Any program you do is competitive for shareholder cash. So at the end of the day, you ideally want to invest it and ask which programs make the cut and which don’t, based on strategic fit, internal rate of return, relative risk reduction and then run simulations to find potential optimizing frameworks.
How do you ensure a successful merger on an organizational level, especially when there are two management teams combining into one?
I wanted to make sure the executive teams could start to meet earlier and get to know each other and build relationships. We had to keep a laser-like focus on existing businesses, which is tricky because mergers are very secretive before being announced. Once we decided to move forward into diligence and announce plans to the public, we got a lot of questions. Things also took a bit longer for us because we needed a 50% threshold of shareholders to vote in approval of the merger. We had to be really careful about what was being disclosed and how. All this while continuing to run the business.
The biggest thing for me was for everyone to feel like a winner in this merger. There are some times where a merger means a takeover but that wasn’t the case here. We had two complementary businesses, adjacent to each other using radioisotopes to treat patients. With Isoray and Viewpoint, I wanted to make sure that we come out as a new company, Perspective Therapeutics, because we all now have a bunch of new colleagues.
What are some potential pitfalls within mergers that people should proactively prepare against?
At the end of the day, if a merger doesn’t work, it’s probably because of the cultural fit. Assuming both sets of technologies have been represented appropriately, it’s really about getting people to understand each other’s culture. Having been through several acquisitions earlier in my career, it’s so important to understand both culture and strategy. And the joke in business school is that culture eats strategy for breakfast. If you’re going to a company that looks at cost reduction through supply chain management as their key differentiator, it’s going to be a different mindset than an organization developing a cancer moonshot.
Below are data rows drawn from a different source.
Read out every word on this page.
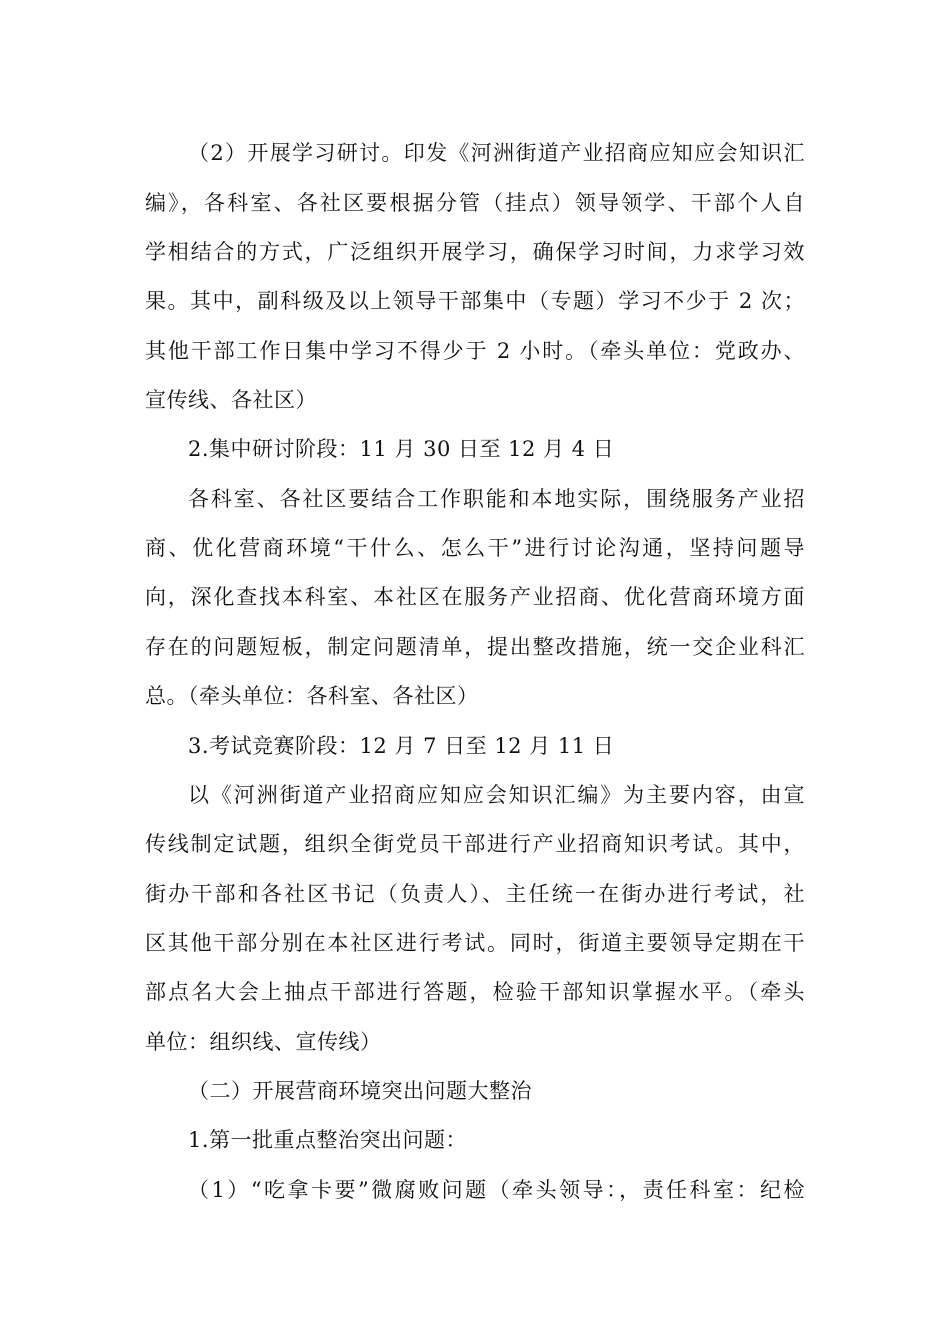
（2）开展学习研讨。印发《河洲街道产业招商应知应会知识汇
编》，各科室、各社区要根据分管（挂点）领导领学、干部个人自
学相结合的方式，广泛组织开展学习，确保学习时间，力求学习效
果。其中，副科级及以上领导干部集中（专题）学习不少于 2 次；
其他干部工作日集中学习不得少于 2 小时。（牵头单位：党政办、
宣传线、各社区）
2.集中研讨阶段：11 月 30 日至 12 月 4 日
各科室、各社区要结合工作职能和本地实际，围绕服务产业招
商、优化营商环境“干什么、怎么干”进行讨论沟通，坚持问题导
向，深化查找本科室、本社区在服务产业招商、优化营商环境方面
存在的问题短板，制定问题清单，提出整改措施，统一交企业科汇
总。（牵头单位：各科室、各社区）
3.考试竞赛阶段：12 月 7 日至 12 月 11 日
以《河洲街道产业招商应知应会知识汇编》为主要内容，由宣
传线制定试题，组织全街党员干部进行产业招商知识考试。其中，
街办干部和各社区书记（负责人）、主任统一在街办进行考试，社
区其他干部分别在本社区进行考试。同时，街道主要领导定期在干
部点名大会上抽点干部进行答题，检验干部知识掌握水平。（牵头
单位：组织线、宣传线）
（二）开展营商环境突出问题大整治
1.第一批重点整治突出问题：
（1）“吃拿卡要”微腐败问题（牵头领导：，责任科室：纪检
"At the end of the day, if a merger doesn’t work, it’s probably because of the cultural fit. Assuming both sets of technologies have been represented appropriately, it’s really about getting people to understand each other’s culture."
As someone who has been CEO of multiple companies, do you have advice for how CMOs can best support their CEOs and add value to their companies?
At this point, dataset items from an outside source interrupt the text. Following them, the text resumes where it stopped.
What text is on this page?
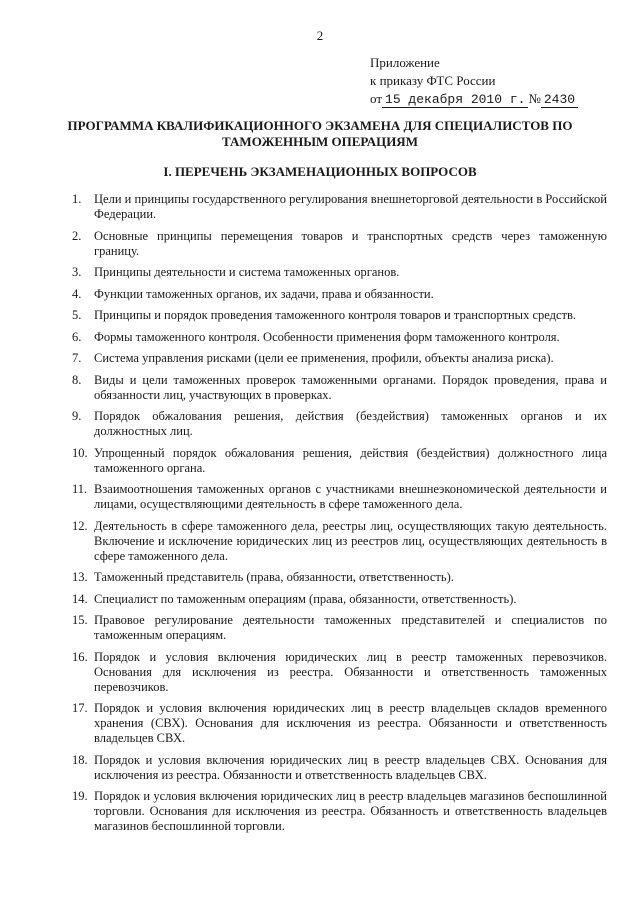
2
Приложение
к приказу ФТС России
от 15 декабря 2010 г. № 2430
ПРОГРАММА КВАЛИФИКАЦИОННОГО ЭКЗАМЕНА ДЛЯ СПЕЦИАЛИСТОВ ПО ТАМОЖЕННЫМ ОПЕРАЦИЯМ
I. ПЕРЕЧЕНЬ ЭКЗАМЕНАЦИОННЫХ ВОПРОСОВ
1.	Цели и принципы государственного регулирования внешнеторговой деятельности в Российской Федерации.
2.	Основные принципы перемещения товаров и транспортных средств через таможенную границу.
3.	Принципы деятельности и система таможенных органов.
4.	Функции таможенных органов, их задачи, права и обязанности.
5.	Принципы и порядок проведения таможенного контроля товаров и транспортных средств.
6.	Формы таможенного контроля. Особенности применения форм таможенного контроля.
7.	Система управления рисками (цели ее применения, профили, объекты анализа риска).
8.	Виды и цели таможенных проверок таможенными органами. Порядок проведения, права и обязанности лиц, участвующих в проверках.
9.	Порядок обжалования решения, действия (бездействия) таможенных органов и их должностных лиц.
10. Упрощенный порядок обжалования решения, действия (бездействия) должностного лица таможенного органа.
11. Взаимоотношения таможенных органов с участниками внешнеэкономической деятельности и лицами, осуществляющими деятельность в сфере таможенного дела.
12. Деятельность в сфере таможенного дела, реестры лиц, осуществляющих такую деятельность. Включение и исключение юридических лиц из реестров лиц, осуществляющих деятельность в сфере таможенного дела.
13. Таможенный представитель (права, обязанности, ответственность).
14. Специалист по таможенным операциям (права, обязанности, ответственность).
15. Правовое регулирование деятельности таможенных представителей и специалистов по таможенным операциям.
16. Порядок и условия включения юридических лиц в реестр таможенных перевозчиков. Основания для исключения из реестра. Обязанности и ответственность таможенных перевозчиков.
17. Порядок и условия включения юридических лиц в реестр владельцев складов временного хранения (СВХ). Основания для исключения из реестра. Обязанности и ответственность владельцев СВХ.
18. Порядок и условия включения юридических лиц в реестр владельцев СВХ. Основания для исключения из реестра. Обязанности и ответственность владельцев СВХ.
19. Порядок и условия включения юридических лиц в реестр владельцев магазинов беспошлинной торговли. Основания для исключения из реестра. Обязанность и ответственность владельцев магазинов беспошлинной торговли.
It’s a matter of being open and academically curious. It’s fairly easy for people to assume that if it wasn’t invented here, it isn’t as good. The best thing CMOs can do is be candid with their own internal and external assessment and figure out what is complementary or disruptive and what is not. CEOs need a CMO to say whether something clinically or medically makes sense. A fabulous CMO is on top of trends and understanding where the science is going. And if they don’t have direct knowledge in that space, they can get there quickly.
Anything else?
I’d want CMOs to always feel like they have permission to ask questions and to learn. At some point, every transaction was the CEO’s first. There’s an awful lot of jargon in medicine and capital markets and there is a lot CMOs can learn from these experiences about how companies operate.